Russian forces captured Ukraine’s Snake Island in the early days of the invasion, memorably when Ukrainian soldiers defending the tiny islet told an attacking Russian warship to “go f— yourself.” Ukrainian troops have failed in their attempts to retake the previously inconsequential territory.
Meanwhile, in eastern Ukraine’s contested Donbas region, heavy fighting continues in the war-torn city of Sieverodonetsk, according to the ministry.
“Russian forces continue to push towards Sloviansk as part of their attempted encirclement of Ukrainian force,” the ministry said.
And in the Ukrainian capital, Kyiv, Russian air-launched cruise missiles struck rail infrastructure Sunday in the early morning hours, “likely in an attempt [to] disrupt the supply of Western military equipment to frontline Ukrainian units,” according to the ministry.
Jun 05, 3:39 pm
Russian missiles target Kyiv
After five weeks of relative calm in Kyiv, Russian rockets hit Ukraine’s capital city on Sunday as Russian President Vladimir Putin warned of strikes on “new targets” if the United States goes through with plans to supply Ukraine with longer-range missiles.
Ukrainian Deputy Minister of Defense Hanna Maliar said the war is still in its “hot phase” and “capturing Kyiv is still Russia’s main goal.”
An ABC News crew visited Kyiv’s Darnytskyy district, where several Russian cruise missiles slammed into a railway repair plant. One building was still on fire when the ABC News crew arrived. Nearby, another missile strike left a creater on a cement path.
It took hours before Ukrainian authorities permitted media access to the site, saying the area needed to be cleared for safety first.
The Russians claimed the attack in Darnystskyy destroyed military vehicles and armaments. Ukrainian officials said the missiles hit a railway repair plant where no tanks were stored.

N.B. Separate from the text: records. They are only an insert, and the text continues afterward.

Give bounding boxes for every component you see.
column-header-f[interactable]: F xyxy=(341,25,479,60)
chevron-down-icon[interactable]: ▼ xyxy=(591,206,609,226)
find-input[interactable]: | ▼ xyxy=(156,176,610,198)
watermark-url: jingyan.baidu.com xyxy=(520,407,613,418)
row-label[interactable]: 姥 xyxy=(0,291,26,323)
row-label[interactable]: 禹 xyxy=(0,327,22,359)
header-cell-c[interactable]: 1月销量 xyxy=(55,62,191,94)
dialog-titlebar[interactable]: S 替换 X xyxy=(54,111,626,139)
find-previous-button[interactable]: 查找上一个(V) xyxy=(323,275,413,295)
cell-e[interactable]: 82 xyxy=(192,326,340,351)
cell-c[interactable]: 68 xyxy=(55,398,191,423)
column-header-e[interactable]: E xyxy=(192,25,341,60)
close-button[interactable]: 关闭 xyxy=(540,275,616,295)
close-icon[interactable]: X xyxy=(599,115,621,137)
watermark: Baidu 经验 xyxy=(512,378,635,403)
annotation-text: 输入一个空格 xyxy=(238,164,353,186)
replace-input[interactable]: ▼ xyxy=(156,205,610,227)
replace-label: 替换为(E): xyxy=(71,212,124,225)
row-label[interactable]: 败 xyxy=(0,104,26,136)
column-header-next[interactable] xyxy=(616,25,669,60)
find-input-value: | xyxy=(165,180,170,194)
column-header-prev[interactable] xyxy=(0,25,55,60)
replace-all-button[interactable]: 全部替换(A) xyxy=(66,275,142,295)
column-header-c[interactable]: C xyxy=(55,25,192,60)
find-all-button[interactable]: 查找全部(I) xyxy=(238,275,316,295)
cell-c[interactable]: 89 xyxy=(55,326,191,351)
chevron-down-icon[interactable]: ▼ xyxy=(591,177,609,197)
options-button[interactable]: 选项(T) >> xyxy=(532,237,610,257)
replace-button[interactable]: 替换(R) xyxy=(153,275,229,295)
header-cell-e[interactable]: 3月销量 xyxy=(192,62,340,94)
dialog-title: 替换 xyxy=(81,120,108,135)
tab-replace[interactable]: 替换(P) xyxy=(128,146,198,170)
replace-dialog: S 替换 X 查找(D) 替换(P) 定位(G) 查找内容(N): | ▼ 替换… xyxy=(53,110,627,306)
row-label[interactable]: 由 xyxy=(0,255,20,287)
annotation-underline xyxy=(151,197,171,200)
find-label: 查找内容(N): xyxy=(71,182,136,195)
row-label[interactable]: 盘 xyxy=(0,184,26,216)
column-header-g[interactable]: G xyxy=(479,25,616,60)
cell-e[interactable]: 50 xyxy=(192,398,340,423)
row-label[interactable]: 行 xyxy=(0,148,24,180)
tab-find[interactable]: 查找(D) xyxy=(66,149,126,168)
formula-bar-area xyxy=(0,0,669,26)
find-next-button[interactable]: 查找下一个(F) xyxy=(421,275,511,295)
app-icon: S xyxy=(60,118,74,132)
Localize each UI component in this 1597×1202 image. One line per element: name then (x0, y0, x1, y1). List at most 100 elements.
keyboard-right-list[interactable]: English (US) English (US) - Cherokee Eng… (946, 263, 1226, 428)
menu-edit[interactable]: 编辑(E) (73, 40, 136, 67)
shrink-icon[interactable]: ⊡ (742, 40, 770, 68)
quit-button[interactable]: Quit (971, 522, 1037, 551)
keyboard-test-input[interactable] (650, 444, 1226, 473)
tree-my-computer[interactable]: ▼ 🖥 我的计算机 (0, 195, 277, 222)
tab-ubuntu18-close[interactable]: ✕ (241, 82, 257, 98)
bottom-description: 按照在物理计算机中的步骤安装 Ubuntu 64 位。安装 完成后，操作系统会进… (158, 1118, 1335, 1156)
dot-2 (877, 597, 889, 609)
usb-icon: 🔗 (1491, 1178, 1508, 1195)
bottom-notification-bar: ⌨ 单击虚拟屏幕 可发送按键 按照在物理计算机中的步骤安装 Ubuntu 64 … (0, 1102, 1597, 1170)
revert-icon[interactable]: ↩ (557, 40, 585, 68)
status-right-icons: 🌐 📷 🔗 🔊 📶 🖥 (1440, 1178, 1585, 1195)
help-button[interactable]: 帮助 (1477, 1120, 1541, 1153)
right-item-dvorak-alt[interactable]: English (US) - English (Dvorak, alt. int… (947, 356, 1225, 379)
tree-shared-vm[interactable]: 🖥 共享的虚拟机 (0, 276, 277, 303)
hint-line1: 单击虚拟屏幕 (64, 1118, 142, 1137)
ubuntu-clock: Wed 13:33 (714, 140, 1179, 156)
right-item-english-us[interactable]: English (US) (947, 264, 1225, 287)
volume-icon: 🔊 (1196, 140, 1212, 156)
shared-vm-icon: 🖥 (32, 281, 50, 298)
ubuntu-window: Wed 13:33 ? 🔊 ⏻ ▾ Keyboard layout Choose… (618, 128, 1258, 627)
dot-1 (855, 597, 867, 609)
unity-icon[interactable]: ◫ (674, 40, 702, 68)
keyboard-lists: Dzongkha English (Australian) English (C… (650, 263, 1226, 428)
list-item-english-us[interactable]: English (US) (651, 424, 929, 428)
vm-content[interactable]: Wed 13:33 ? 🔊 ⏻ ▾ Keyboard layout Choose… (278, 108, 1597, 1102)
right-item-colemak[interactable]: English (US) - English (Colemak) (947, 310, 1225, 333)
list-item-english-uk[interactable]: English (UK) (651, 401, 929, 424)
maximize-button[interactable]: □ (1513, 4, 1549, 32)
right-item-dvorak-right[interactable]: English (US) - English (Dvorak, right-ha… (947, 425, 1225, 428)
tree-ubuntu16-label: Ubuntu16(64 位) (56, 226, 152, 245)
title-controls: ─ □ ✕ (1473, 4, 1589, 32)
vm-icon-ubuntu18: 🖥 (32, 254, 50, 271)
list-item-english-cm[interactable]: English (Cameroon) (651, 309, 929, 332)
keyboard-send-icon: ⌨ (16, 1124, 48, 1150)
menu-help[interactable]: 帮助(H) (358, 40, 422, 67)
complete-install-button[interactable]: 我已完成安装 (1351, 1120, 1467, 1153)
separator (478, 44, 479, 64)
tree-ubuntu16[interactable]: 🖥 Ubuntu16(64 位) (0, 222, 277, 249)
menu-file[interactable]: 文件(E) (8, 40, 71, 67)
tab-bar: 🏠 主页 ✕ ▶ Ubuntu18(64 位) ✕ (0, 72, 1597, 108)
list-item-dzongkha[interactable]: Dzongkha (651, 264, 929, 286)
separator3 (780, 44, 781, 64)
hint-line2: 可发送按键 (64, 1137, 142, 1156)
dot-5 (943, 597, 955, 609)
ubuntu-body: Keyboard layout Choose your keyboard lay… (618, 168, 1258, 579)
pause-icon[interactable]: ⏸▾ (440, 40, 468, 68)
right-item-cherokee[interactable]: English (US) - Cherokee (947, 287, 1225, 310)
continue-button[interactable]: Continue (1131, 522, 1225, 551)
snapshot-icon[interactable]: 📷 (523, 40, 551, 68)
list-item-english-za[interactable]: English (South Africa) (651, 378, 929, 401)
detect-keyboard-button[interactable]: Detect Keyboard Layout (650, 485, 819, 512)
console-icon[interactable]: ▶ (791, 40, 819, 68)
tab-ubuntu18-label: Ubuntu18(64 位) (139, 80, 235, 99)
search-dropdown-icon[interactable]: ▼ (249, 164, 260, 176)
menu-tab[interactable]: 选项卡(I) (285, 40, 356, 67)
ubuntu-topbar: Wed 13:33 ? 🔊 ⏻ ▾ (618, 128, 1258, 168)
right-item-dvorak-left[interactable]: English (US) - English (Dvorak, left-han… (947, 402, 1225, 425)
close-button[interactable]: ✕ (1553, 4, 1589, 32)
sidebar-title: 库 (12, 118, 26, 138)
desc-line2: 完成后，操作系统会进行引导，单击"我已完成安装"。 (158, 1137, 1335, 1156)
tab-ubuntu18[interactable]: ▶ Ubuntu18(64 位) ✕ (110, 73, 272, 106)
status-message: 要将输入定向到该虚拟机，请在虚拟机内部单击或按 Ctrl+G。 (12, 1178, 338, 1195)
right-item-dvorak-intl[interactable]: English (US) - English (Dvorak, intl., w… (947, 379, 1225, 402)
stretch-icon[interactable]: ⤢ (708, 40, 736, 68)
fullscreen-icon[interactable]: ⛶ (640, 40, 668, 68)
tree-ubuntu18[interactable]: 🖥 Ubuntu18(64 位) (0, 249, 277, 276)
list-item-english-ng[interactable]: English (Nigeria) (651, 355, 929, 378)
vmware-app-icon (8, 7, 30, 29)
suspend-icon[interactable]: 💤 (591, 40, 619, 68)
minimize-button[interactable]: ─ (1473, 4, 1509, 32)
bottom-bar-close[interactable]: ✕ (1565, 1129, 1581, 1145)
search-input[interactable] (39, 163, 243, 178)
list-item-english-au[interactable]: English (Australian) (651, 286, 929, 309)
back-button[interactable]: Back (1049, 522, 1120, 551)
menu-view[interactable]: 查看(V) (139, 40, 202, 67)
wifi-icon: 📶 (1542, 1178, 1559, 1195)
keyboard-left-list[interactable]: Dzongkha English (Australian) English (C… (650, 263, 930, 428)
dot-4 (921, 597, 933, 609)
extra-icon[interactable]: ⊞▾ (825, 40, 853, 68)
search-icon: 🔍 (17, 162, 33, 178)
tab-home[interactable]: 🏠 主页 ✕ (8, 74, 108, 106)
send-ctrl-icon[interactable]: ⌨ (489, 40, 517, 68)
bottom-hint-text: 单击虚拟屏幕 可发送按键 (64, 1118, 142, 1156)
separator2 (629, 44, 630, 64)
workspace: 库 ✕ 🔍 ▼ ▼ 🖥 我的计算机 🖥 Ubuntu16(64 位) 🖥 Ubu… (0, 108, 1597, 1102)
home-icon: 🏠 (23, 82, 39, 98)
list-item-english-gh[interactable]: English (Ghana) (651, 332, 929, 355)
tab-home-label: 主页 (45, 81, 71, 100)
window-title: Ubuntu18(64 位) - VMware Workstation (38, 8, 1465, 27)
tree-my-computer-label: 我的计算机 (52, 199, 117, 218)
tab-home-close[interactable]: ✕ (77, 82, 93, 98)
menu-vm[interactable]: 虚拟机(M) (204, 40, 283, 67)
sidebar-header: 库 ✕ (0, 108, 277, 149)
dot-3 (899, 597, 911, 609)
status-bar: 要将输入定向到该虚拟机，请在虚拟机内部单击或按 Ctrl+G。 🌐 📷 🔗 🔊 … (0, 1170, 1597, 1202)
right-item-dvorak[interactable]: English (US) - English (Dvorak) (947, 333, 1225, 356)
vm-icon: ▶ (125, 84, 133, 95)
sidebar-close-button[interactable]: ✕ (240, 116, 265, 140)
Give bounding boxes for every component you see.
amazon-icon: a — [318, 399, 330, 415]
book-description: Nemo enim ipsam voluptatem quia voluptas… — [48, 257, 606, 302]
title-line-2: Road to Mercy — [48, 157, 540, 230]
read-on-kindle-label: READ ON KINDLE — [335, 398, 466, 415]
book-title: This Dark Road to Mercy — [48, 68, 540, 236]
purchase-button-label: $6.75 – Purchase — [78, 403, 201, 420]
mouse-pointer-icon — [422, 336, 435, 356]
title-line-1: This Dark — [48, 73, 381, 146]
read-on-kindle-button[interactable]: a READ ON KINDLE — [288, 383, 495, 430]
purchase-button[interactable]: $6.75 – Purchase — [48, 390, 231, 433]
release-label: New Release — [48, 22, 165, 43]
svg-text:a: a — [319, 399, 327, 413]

Speaking on Russian TV on Sunday, Putin issued a warning to the West on supplying the Ukrainians with high-powered rocket systems. He said if the West carried through with it, Russia would hit “new targets they had not attacked before.”
Jun 05, 7:05 am
Putin warns of strikes if West supplies longer-range missiles
President Vladimir Putin warned that Russian forces would strike new targets if the West began supplying Ukraine with longer-range missiles.
“But if they [missiles] are actually delivered, we will draw appropriate conclusions and apply our own weapons, which we have in sufficient quantities to carry out strikes on targets we aren’t striking yet,” Putin told Rossyia 1 TV Channel in an interview on Sunday.